Feature-based protein function assignment offers both advantages and disadvantages over sequence similarity-based approaches. The main advantage is fairly obvious: feature-based methods can work in the absence of homology to characterized proteins, and thus can even be used to assign GO terms to orphan proteins. A further advantage is that feature-based prediction is also able to provide insight into functional changes that occur after alternative splicing, as the input features are likely to reflect sequence deletions relative to the main transcript, e.g., the loss of a signal peptide or disordered region.
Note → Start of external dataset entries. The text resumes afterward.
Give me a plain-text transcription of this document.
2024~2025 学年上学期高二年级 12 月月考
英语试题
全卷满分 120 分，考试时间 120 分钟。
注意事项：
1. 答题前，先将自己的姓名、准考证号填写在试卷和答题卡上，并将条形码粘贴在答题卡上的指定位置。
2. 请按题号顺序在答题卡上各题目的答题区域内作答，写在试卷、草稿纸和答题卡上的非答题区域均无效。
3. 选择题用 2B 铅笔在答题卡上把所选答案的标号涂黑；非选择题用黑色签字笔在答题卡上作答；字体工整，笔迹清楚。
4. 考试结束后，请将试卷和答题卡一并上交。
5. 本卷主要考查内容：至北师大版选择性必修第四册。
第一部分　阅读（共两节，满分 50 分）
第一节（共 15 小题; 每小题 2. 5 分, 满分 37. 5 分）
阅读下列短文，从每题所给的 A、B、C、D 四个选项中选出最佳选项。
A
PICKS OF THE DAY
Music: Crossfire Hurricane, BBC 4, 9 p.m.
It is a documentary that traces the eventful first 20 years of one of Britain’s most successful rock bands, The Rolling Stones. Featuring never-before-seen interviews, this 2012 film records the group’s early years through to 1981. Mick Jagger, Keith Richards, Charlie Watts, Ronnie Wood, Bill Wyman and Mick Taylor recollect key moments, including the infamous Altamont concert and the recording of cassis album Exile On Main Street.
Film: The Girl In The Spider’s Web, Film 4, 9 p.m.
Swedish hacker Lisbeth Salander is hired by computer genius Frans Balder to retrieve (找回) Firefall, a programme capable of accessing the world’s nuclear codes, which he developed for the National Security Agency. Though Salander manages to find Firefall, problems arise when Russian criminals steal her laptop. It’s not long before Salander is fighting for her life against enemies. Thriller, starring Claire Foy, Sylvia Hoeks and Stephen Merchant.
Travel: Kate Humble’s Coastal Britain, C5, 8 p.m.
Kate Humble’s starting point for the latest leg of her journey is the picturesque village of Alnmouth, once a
Probably the main disadvantage is that classification models can only be built for GO terms where there are sufficient examples with experimentally validated assignments. This generally means that assignments can only be made for terms fairly high up in the overall GO graph, and thus highly specific predictions are generally not possible using this kind of approach. Of course, as datasets become larger, these methods will be able to overcome such limitation.

6 Conclusions and Outlook

The widening gap between the number of known sequences and those experimentally characterized has stimulated the development and refinement of a wide array of computational methods for protein function prediction. The scope of this survey has been limited to four classes of sequence-based approaches for GO term annotation transfers, but several other routes could be followed. If the 3-D structure of a protein has been solved or accurately modelled, it is possible to search for global or local structural similarities and predict binding regions and catalytic sites [70, 71]. Comparison of multiple complete genomes can help detect not only orthologous genes as described above, but also further patterns indicative of functional linkages between gene pairs such as fusion events, conserved chromosomal proximity, and co-occurrence/absence in a group of species [72]. Phylogenetic profiling posits that coevolving protein families are functionally coupled, e.g., because they encode for proteins assembling into obligate complexes or participating in the same biological process. Since its inception, this “guilt-by-association” method has been implemented in several different ways [73], and tools able to make GO term assignments are also emerging [74]. Involvement in the same biological process or co-localization can also be inferred from the analysis of protein-protein interaction maps, gene expression profiles, and phenotypic variations following engineered genetic mutations [75]. Finally, integrative strategies combine all such heterogeneous data sources and hold the potential to produce more confident predictions, reduce errors, and overcome the intrinsic limitations of individual algorithms [31, 7678]. For instance, protein sequence and structure data appear to be better suited to predict terms in the molecular function category, while genome-wide datasets can shed light on biological processes and protein subcellular localization. In the future, these methods will become increasingly valuable to generate testable hypotheses about protein function as they improve in accuracy – thanks to additional experimental data and to better ways of using them – as well as in user-friendliness to experimentalists and nonspecialists in general.